The Placing Shares will not be admitted to trading on any stock exchange other than the London Stock Exchange.

Neither the content of the Company's website nor any website accessible by hyperlinks on the Company's website is incorporated in, or forms part of, this Announcement. 

Information to Distributors

Solely for the purposes of the product governance requirements of Chapter 3 of the FCA Handbook Product Intervention and Product Governance Sourcebook (the "UK Product Governance Requirements"), and disclaiming all and any liability, whether arising in tort, contract or otherwise, which any "manufacturer" (for the purposes of the UK Product Governance Requirements) may otherwise have with respect thereto, the Placing Shares have been subject to a product approval process, which has determined that the Placing Shares are: (i) compatible with an end target market of retail investors and investors who meet the criteria of professional clients and eligible counterparties, each defined in paragraph 3 of the FCA Handbook Conduct of Business Sourcebook; and (ii) eligible for distribution through all distribution channels (the "Target Market Assessment"). Notwithstanding the Target Market Assessment, Distributors should note that: the price of the Placing Shares may decline and investors could lose all or part of their investment; the Placing Shares offer no guaranteed income and no capital protection; and an investment in the Placing Shares is compatible only with investors who do not need a guaranteed income or capital protection, who (either alone or in conjunction with an appropriate financial or other adviser) are capable of evaluating the merits and risks of such an investment and who have sufficient resources to be able to bear any losses that may result therefrom. The Target Market Assessment is without prejudice to the requirements of any contractual, legal or regulatory selling restrictions in relation to the Placing. Furthermore, it is noted that, notwithstanding the Target Market Assessment, the Joint Bookrunners will only procure investors who meet the criteria of professional clients and eligible counterparties.
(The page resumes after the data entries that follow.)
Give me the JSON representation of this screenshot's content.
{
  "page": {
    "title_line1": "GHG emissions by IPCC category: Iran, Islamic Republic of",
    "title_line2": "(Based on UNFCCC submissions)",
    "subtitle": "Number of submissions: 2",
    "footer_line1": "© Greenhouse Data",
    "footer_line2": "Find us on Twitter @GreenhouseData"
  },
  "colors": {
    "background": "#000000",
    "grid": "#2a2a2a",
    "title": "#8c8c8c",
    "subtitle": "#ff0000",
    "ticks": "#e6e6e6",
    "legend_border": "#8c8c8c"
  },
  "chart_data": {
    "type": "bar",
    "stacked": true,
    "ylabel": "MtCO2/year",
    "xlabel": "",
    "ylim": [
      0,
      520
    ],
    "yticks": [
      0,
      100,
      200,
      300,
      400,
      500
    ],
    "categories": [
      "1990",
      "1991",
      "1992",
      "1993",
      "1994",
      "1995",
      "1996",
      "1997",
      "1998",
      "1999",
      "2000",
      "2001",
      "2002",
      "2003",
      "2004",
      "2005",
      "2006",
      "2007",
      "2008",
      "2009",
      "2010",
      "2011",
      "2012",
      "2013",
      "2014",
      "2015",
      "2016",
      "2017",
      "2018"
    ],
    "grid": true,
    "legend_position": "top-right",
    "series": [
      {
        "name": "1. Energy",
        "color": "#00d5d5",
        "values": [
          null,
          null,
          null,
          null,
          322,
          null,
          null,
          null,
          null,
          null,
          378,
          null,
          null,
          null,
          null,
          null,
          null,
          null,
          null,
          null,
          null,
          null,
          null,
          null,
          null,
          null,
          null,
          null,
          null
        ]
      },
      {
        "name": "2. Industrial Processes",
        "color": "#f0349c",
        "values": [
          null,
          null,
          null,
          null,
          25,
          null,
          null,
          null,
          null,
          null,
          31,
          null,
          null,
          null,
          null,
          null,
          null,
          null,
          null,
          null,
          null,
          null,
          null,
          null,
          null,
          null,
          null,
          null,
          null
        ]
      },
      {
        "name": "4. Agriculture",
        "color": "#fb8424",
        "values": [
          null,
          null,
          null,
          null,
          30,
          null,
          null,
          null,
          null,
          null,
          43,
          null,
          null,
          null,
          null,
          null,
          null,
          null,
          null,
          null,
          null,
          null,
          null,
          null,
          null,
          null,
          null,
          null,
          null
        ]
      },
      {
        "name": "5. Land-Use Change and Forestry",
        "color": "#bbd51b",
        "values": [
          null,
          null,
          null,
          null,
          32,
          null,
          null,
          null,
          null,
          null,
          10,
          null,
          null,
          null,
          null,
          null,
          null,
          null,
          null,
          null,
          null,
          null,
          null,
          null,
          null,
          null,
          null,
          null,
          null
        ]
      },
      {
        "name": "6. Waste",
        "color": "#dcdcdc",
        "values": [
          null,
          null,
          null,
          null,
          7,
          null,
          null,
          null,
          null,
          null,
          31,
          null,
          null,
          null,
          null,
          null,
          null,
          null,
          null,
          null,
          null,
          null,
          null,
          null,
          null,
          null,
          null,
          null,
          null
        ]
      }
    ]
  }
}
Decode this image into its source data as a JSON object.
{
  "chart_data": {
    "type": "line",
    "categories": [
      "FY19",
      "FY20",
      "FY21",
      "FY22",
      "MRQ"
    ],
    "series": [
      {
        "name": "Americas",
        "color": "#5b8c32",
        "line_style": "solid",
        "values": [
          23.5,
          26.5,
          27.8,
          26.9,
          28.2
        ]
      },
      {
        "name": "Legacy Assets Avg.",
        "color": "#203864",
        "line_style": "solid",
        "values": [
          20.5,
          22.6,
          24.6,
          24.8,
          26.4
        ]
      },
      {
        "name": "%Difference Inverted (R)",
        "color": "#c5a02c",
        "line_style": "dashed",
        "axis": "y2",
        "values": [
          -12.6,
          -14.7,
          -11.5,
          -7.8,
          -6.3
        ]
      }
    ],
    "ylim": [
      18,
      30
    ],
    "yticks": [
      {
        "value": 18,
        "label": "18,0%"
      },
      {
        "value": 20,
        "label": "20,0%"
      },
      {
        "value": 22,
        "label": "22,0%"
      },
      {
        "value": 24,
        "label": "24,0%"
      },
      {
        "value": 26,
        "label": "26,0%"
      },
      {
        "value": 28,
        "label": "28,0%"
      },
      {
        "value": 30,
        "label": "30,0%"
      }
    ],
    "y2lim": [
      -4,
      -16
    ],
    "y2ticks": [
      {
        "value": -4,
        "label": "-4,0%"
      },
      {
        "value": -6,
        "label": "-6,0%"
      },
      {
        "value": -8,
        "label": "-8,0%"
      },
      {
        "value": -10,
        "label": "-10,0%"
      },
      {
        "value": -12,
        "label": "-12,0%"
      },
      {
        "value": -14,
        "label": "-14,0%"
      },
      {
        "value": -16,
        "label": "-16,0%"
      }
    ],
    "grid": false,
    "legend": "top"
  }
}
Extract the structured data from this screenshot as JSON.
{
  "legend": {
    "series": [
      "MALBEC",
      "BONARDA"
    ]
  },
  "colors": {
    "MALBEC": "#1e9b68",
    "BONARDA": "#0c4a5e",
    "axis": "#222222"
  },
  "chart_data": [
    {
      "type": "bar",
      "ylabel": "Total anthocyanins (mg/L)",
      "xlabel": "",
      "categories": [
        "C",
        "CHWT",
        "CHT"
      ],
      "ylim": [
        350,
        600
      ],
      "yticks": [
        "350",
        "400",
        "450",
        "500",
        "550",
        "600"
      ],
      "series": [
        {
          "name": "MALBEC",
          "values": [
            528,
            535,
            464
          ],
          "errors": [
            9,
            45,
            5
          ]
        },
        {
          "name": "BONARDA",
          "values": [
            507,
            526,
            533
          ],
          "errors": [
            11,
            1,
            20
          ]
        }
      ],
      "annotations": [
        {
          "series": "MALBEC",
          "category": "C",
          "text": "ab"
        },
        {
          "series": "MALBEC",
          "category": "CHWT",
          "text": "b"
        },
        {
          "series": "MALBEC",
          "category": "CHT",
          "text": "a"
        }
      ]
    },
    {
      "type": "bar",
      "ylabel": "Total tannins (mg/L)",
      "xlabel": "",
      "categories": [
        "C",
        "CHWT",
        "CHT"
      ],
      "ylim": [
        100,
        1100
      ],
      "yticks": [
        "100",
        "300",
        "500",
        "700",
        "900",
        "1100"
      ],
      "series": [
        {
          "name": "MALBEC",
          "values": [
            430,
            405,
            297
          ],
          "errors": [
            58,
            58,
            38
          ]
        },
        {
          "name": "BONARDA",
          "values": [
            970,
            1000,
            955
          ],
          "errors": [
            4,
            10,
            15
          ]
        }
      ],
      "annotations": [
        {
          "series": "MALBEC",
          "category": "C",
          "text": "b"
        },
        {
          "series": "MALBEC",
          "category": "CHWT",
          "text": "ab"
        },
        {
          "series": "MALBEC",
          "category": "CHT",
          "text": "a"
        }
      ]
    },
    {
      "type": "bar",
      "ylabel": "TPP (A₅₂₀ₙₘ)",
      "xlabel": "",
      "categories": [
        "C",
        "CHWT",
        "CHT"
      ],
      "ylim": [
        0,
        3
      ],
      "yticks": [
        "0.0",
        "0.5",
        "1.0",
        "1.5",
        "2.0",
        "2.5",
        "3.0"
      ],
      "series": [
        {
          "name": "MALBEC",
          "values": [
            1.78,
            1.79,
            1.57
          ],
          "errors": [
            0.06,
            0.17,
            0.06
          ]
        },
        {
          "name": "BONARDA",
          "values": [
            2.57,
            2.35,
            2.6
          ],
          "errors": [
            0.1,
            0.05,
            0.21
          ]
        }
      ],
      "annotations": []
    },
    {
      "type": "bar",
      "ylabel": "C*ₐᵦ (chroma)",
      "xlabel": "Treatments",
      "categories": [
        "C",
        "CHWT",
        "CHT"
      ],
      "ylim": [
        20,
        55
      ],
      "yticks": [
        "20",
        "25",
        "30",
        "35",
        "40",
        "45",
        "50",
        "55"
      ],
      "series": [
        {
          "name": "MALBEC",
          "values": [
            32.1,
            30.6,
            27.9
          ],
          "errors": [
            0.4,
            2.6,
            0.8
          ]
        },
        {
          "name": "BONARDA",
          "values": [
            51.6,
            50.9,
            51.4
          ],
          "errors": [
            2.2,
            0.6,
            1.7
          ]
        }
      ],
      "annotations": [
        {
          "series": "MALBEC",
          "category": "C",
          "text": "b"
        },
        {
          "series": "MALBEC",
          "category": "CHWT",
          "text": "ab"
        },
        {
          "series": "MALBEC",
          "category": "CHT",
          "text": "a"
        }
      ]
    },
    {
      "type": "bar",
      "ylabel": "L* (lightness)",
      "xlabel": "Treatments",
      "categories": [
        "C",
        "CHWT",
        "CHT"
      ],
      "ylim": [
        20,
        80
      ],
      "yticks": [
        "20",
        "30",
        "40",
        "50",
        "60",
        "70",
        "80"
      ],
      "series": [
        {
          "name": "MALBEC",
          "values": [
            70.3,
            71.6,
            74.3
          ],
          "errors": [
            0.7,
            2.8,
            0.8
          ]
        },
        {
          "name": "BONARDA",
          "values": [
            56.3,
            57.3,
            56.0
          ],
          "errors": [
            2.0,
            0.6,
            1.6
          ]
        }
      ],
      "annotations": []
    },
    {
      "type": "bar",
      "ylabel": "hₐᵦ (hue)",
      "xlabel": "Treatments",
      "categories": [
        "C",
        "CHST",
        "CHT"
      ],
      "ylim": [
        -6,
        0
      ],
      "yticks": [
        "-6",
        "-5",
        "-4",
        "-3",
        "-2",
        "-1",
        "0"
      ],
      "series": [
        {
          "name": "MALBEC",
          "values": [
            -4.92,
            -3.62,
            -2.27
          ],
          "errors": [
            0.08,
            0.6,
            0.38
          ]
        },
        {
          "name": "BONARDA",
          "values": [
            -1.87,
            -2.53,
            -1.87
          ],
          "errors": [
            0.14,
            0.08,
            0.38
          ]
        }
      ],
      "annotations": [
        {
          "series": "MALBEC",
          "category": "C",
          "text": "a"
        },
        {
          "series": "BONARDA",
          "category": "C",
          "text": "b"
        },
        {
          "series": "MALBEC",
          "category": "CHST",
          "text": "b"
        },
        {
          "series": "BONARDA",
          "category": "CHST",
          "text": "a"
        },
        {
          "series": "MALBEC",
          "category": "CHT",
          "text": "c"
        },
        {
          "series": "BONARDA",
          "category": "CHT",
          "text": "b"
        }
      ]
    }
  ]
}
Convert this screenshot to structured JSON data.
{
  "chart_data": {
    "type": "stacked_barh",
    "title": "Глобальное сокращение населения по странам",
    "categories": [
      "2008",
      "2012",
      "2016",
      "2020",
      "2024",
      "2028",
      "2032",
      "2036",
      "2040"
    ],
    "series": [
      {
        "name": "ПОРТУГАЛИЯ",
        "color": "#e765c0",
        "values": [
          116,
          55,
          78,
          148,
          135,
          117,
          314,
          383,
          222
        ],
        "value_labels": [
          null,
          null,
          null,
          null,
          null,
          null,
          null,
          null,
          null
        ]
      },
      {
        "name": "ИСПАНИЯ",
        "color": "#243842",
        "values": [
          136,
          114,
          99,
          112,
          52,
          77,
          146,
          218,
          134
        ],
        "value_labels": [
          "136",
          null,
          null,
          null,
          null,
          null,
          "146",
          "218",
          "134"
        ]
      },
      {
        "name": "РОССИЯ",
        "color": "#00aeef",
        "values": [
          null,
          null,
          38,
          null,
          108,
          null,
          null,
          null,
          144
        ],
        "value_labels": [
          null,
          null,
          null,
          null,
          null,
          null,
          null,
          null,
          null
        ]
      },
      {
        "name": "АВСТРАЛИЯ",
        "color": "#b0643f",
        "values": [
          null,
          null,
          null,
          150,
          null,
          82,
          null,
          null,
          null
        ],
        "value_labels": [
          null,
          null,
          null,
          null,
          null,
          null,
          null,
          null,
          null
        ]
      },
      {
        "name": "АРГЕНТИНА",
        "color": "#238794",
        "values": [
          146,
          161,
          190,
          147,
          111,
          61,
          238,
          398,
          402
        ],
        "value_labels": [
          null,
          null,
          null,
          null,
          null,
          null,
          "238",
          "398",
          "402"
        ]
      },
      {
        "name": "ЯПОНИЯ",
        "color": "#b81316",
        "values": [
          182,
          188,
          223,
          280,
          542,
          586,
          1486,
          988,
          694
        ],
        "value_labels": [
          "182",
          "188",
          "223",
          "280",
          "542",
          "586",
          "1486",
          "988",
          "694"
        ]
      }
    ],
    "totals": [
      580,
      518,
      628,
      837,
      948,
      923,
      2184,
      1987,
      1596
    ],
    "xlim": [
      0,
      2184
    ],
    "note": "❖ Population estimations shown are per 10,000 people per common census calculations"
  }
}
For the avoidance of doubt, the Target Market Assessment does not constitute: (a) an assessment of suitability or appropriateness for the purposes of Chapters 9A or 10A respectively of the FCA Handbook Conduct of Business Sourcebook; or (b) a recommendation to any investor or group of investors to invest in, or purchase, or take any other action whatsoever with respect to the Placing Shares.

Each distributor is responsible for undertaking its own target market assessment in respect of the Placing Shares and determining appropriate distribution channels.